The start of the NFL season marks, among many other things, the return of Peyton and Eli Manning to our television screens. The ManningCast on ESPN was a roaring success last season. Fans greatly enjoyed the insight of the two former quarterbacks, especially their aggravated reactions to poor decision-making, and the guest appearances helped keep games entertaining even if competitiveness waned into the second half.
On Thursday, ESPN released the ManningCast schedule for the 2022 season. And the Manning brothers may be in line to watch some not-so-great football.
Man. Out of all those games, only the Week 15 matchup between the defending champion Los Angeles Rams and Aaron Rodgers-led Green Bay Packers is guaranteed to be quality, competitive football. Everything else looks a bit lopsided from here.
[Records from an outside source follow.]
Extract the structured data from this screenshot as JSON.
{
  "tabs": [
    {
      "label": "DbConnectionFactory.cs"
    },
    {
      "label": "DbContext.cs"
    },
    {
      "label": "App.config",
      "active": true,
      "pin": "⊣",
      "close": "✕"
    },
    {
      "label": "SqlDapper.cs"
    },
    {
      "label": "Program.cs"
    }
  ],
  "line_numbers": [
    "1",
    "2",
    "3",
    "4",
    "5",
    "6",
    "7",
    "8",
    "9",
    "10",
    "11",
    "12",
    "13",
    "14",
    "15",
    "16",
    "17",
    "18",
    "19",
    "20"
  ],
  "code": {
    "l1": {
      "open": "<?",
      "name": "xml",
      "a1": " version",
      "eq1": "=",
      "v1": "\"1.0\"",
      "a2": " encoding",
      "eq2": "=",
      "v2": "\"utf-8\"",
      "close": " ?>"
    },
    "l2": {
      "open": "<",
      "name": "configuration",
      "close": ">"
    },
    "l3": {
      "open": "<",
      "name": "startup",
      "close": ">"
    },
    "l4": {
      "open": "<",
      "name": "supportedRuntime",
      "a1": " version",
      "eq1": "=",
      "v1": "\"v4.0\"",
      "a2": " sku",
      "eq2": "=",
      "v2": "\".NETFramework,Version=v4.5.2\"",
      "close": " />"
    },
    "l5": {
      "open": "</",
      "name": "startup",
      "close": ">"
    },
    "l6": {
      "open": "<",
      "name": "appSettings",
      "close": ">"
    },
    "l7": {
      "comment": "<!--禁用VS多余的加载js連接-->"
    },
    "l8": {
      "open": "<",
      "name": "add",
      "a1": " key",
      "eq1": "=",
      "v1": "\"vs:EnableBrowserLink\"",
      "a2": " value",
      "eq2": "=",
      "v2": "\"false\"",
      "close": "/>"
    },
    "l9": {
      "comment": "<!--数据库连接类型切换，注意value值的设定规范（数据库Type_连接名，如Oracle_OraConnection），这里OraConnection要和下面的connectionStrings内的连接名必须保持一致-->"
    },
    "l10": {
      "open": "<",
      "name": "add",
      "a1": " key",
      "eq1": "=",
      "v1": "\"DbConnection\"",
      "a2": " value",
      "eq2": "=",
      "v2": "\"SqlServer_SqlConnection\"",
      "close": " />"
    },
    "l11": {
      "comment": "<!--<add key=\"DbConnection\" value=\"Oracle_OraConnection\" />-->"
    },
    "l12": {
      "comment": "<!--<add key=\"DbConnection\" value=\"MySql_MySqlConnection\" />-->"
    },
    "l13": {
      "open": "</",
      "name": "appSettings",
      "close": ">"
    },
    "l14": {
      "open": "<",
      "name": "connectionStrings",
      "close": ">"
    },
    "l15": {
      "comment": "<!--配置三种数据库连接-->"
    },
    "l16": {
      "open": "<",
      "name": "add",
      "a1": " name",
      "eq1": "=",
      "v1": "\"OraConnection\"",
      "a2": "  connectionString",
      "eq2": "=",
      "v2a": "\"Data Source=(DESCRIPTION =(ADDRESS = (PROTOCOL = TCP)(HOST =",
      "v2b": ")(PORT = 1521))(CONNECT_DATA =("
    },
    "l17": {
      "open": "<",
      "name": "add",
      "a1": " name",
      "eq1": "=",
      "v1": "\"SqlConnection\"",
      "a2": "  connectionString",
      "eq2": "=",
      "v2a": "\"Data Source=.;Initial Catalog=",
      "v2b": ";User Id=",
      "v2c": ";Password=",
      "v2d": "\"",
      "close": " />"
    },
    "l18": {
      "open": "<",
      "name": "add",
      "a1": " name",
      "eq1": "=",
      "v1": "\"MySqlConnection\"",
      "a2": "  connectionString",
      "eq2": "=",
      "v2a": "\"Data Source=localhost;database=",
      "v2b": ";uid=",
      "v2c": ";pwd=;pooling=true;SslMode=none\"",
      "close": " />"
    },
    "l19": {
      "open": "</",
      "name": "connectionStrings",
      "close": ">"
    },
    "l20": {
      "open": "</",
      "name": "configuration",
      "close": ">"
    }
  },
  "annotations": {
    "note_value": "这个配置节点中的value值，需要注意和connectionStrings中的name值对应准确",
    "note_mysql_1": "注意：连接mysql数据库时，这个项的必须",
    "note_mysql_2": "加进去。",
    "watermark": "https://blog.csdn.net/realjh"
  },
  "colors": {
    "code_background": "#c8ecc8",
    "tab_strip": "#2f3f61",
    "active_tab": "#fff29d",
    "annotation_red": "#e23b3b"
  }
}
Now, it is important to acknowledge a few things. First, it isn't anybody's fault that the Mannings ended up with a handful of potentially poor games. It's just the way the schedule worked out. Second, things can change drastically. We don't know for sure how the season will unfold. That Week 13 Tampa Bay-New Orleans game could end up being very important as far as the NFC South goes. The Patriots and the Cardinals may be battling for their playoff lives in Week 14. Even if there is poor play on the screen, the stakes will make any game exciting.
On the flip side, over half the teams listed above either aren't supposed to be good or have a very good chance of underperforming. We've all heard about how bad the Patriots' offense has looked and Mac Jones will be evaluated by the Mannings twice. The Bears are going to be brutally bad, as are the Giants. Nobody has any idea how the Trey Lance thing is going to work out in San Francisco. The Browns aren't going to put up much of a fight in Week 8, four weeks before their starting QB returns. The Saints are the biggest wildcard on here in their first season without Sean Payton since 2005.
If it all goes as bad as it could and most of these games end up either boring, blowouts, or both, then it's a blessing for ESPN that they have the Mannings. Watching two mediocre teams face off is the perfect medium for fans to enjoy everything the ManningCast has to offer. It's when the game matters that fans tend to shift to a more traditional broadcast experience.
Ideally, I am wrong and all these games are at least competitive, even if not particularly good football. In fact, that may be the best-case scenario. The best parts of the ManningCast is watching both Peyton and Eli tear their hair out at inexplicable quarterbacking decision and reacting like fans to the wild twists and turns of the game. Just because a team is bad doesn't mean they can't make a game interesting.
But for those who love to watch the Mannings break down the X's and O's of elite quarterback play, it may be a tough year.